Navigating to possible informative regions can be viewed as a region proposal problem, which has been widely studied in [1, 7, 11, 20, 41]. Most of them are based on a sliding-windows search mechanism. Ren et al. [38] introduce a novel region proposal network (RPN) that shares convolutional layers with the classifier and mitigates the marginal cost for computing proposals. They use anchors to simultaneously predict multiple region proposals. Each anchor is associated with a sliding window position, aspect ratio, and box scale. Inspired by the idea of anchors, our Navigator network takes an image as input, and produce a bunch of rectangle regions $\{R'_1, R'_2, \dots R'_A\}$, each with a score denoting the informativeness of the region (Fig. 2 shows the design of our anchors). For an input image X of size 448, we choose anchors to have scales of {48, 96, 192} and ratios {1:1, 3:2, 2:3}, then Navigator network will produce a list denoting the informativeness of all anchors. We sort the information list as in Eq. 4, where A is the number of anchors, $\mathcal I(R_i)$ is the i-th element in sorted information list.

$$\begin{aligned} \mathcal I(R_1) \ge \mathcal I(R_2) \ge \dots \ge \mathcal I(R_A) \end{aligned}$$

(4)

To reduce region redundancy, we adopt non-maximum suppression (NMS) on the regions based on their informativeness. Then we take the top-M informative regions $\{R_1, R_2, \dots , R_M\}$ and feed them into the Teacher network to get the confidence as $\{\mathcal C(R_1), \mathcal C(R_2), \dots \mathcal C(R_M)\}$. Figure 3 shows the overview with $M = 3$, where M is a hyper-parameters denoting how many regions are used to train Navigator network. We optimize Navigator network to make $\{\mathcal I(R_1), \mathcal I(R_2), \dots \mathcal I(R_M)\}$ and $\{\mathcal C(R_1), \mathcal C(R_2), \dots \mathcal C(R_M)\}$ having the same order. Every proposed region is used to optimize Teacher by minimizing the cross-entropy loss between ground-truth class and the predicted confidence.

3.3 Scrutinizer

As Navigator network gradually converges, it will produce informative object-characteristic regions to help Scrutinizer network make decisions. We use the top-K informative regions combined with the full image as input to train the Scrutinizer network. In other words, those K regions are used to facilitate fine-grained recognition. Figure 4 demonstrates this process with $K=3$. Lam et al. [25] show that using informative regions can reduce intra-class variance and are likely to generate higher confidence scores on the correct label. Our comparative experiments show that adding informative regions substantially improve fine-grained classification results in a wide range of datasets including CUB-200-2001, FGVC Aircraft, and Stanford Cars, which are shown in Tables 2 and 3.

3.4 Network Architecture

In order to obtain correspondence between region proposals and feature vectors in feature map, we use fully-convolutional network as the feature extractor, without fully-connected layers. Specifically, we choose ResNet-50 [17] pre-trained on ILSVRC2012 [39] as the CNN feature extractor, and Navigator, Scrutinizer, Teacher network all share parameters in feature extractor. We denote parameters in feature extractor as $\mathbf W $. For input image X, the extracted deep representations are denoted as $X \otimes \mathbf W$, where $\otimes $ denotes the combinations of convolution, pooling, and activation operations.

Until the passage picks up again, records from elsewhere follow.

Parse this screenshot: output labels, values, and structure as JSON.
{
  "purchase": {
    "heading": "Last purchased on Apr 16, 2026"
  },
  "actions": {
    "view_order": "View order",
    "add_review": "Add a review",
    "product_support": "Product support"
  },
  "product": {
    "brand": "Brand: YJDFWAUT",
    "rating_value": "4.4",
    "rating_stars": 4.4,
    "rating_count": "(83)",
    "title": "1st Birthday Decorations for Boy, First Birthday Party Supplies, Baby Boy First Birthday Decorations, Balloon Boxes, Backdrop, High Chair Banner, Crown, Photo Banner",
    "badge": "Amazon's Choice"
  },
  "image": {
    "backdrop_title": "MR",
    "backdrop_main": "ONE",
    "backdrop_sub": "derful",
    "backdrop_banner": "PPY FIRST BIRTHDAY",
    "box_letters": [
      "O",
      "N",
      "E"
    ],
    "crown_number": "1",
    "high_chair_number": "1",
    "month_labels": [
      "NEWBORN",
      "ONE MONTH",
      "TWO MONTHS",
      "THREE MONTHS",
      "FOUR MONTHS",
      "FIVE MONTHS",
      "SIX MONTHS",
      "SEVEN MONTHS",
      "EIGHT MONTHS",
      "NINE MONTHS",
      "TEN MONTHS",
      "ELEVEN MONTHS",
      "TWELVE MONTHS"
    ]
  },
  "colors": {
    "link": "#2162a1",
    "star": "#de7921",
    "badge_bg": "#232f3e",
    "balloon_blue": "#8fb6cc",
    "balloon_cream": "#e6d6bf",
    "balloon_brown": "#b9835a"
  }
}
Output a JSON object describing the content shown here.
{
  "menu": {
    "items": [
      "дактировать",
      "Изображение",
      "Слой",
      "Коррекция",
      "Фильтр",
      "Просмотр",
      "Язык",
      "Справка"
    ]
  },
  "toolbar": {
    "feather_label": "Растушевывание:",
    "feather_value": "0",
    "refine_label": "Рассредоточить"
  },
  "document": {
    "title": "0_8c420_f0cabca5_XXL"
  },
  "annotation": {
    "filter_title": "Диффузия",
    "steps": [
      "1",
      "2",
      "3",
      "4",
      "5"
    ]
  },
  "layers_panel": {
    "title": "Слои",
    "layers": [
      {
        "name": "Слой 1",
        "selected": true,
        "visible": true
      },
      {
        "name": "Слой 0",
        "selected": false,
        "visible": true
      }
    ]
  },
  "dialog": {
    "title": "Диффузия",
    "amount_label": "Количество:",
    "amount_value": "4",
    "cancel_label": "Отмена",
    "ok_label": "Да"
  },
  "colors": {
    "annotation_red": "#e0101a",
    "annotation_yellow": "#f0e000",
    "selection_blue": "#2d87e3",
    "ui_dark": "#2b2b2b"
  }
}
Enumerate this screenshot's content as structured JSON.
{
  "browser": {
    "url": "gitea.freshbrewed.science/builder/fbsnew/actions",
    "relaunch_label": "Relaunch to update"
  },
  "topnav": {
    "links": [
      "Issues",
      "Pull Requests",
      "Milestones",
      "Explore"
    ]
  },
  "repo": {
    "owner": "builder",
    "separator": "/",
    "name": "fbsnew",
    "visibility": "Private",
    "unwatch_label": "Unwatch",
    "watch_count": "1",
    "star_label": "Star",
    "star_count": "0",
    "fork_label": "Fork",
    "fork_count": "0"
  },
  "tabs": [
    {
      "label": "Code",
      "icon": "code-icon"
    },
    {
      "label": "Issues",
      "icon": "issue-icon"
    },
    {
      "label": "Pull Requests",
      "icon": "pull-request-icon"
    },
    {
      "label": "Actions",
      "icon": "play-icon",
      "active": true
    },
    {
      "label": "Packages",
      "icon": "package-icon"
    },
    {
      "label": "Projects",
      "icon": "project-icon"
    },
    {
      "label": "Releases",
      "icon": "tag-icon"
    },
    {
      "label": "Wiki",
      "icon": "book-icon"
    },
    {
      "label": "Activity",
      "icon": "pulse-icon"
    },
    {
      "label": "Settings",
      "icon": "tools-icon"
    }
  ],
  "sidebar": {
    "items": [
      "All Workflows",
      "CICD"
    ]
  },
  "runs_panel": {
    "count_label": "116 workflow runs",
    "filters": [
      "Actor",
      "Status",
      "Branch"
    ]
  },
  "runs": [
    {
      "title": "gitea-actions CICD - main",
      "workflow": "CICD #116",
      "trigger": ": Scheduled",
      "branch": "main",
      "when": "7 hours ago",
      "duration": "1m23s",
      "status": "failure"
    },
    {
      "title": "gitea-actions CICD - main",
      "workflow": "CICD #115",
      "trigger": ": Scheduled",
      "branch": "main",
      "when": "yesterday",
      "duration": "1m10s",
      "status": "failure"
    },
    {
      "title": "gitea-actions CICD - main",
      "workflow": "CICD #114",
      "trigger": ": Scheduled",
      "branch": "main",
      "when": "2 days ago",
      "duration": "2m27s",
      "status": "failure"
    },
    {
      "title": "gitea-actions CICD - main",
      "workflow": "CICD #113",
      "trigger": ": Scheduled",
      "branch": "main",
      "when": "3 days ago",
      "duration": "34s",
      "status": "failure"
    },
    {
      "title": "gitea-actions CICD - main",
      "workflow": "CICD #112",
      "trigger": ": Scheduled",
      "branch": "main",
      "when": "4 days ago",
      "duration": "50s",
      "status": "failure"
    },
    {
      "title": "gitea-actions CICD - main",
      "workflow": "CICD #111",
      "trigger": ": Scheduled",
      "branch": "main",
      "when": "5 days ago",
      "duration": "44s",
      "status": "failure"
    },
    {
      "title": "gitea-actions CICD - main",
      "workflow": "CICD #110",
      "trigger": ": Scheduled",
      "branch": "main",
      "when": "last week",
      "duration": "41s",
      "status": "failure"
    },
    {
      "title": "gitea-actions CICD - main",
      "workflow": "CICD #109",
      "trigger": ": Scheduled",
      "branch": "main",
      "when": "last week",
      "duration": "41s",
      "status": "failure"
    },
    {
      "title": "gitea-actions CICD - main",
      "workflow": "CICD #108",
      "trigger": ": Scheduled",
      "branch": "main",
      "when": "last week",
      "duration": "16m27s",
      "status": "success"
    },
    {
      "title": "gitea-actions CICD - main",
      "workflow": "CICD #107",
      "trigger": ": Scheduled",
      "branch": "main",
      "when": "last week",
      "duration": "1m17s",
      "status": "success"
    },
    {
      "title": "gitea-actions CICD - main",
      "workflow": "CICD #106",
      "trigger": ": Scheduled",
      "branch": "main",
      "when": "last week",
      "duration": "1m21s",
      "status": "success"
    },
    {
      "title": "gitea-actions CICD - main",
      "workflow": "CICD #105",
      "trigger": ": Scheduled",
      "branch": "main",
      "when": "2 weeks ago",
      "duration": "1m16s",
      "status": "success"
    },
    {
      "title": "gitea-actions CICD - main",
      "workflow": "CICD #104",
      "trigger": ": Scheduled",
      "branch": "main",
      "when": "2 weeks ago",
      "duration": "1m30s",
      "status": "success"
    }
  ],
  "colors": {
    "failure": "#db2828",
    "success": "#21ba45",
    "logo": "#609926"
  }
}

Navigator Network. Inspired by the design of Feature Pyramid Networks (FPN) [27], we use a top-down architecture with lateral connections to detect multi-scale regions. We use convolutional layers to compute feature hierarchy layer by layer, followed by ReLU activation and max-pooling. Then we get a series of feature maps of different spatial resolutions. The anchors in larger feature maps correspond to smaller regions. Navigator network in Figure. 4 shows the sketch of our design. Using multi-scale feature maps from different layers we can generate informativeness of regions among different scales and ratios. In our setting, we use feature maps of size $\{14 \times 14, 7 \times 7, 4 \times 4\}$ corresponding to regions of scale $\{48 \times 48, 96 \times 96, 192 \times 192\}$. We denote the parameters in Navigator network as $\mathbf W_{\mathcal I}$ (including shared parameters in feature extractor).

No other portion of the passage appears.